Sasaya: Japanese telecommunications carriers have always been providing public benefit services that have SDG-like aspects, so the goals and targets of the SDGs may sound rather obvious. However, the work you have been doing can gain renewed recognition when it is done with the awareness that it offers a solution to a global challenge. Furthermore, KDDI can play an important role as a platform provider working with others. When a car manufacturer makes a move, its suppliers follow. Similarly, KDDI can influence other companies simply by linking its achievements with the SDGs in its messaging. When communicated this way, your message can eventually filter through beyond the young, trend-sensitive generation and corporate leadership to the wider audience, driving the entire organization forward.

KDDI already has a clear and firm grasp of how its business activities tie in with the SDGs, and the world is watching how your SDG-focused management approach develops. I hope to see your company tell its story of value creation and make the most of its unique strengths as a platform provider by showcasing its SDG-focused management approach.

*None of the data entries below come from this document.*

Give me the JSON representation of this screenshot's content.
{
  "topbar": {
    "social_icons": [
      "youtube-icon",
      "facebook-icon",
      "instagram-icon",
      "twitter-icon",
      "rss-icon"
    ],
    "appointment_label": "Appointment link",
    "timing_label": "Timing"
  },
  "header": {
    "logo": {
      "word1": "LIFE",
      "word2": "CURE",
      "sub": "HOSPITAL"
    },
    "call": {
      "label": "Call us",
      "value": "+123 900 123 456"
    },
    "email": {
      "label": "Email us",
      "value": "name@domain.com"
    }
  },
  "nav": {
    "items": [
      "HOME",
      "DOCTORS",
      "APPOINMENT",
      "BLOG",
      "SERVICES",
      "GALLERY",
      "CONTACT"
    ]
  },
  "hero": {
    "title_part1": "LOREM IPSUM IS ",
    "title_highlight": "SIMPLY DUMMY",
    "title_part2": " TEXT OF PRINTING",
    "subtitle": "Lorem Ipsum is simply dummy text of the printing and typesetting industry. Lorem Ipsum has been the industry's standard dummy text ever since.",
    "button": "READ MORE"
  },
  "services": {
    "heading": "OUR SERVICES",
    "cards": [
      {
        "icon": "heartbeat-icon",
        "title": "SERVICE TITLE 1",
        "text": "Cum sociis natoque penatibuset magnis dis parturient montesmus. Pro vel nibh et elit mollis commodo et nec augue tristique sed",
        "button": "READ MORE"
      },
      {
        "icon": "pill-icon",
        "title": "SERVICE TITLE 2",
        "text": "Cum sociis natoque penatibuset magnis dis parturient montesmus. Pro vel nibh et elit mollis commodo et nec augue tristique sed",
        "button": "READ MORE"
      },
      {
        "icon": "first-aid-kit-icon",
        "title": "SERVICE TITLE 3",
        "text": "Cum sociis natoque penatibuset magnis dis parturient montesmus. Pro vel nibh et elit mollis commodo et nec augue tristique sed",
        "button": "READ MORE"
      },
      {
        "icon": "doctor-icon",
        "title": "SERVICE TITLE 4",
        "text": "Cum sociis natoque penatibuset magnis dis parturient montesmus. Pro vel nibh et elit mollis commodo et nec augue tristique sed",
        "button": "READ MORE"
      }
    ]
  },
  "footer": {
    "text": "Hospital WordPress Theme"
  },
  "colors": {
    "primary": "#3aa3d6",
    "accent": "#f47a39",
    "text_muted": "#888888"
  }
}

KDDI: As a public benefit services company, our group has been working on the provision of a robust telecommunications network for the Japanese market as well as providing telecommunications services in Myanmar. Last year, we reviewed our material sustainability issues in response to significant global changes such as the adoption of the SDGs and the Paris Agreement. The new medium-term management plan that starts from fiscal 2019 will strengthen our work on the SDGs through our core business activities. Based on Mr. Sasaya's comments, we will strengthen our commitment to the global effort to make a sustainable society a reality.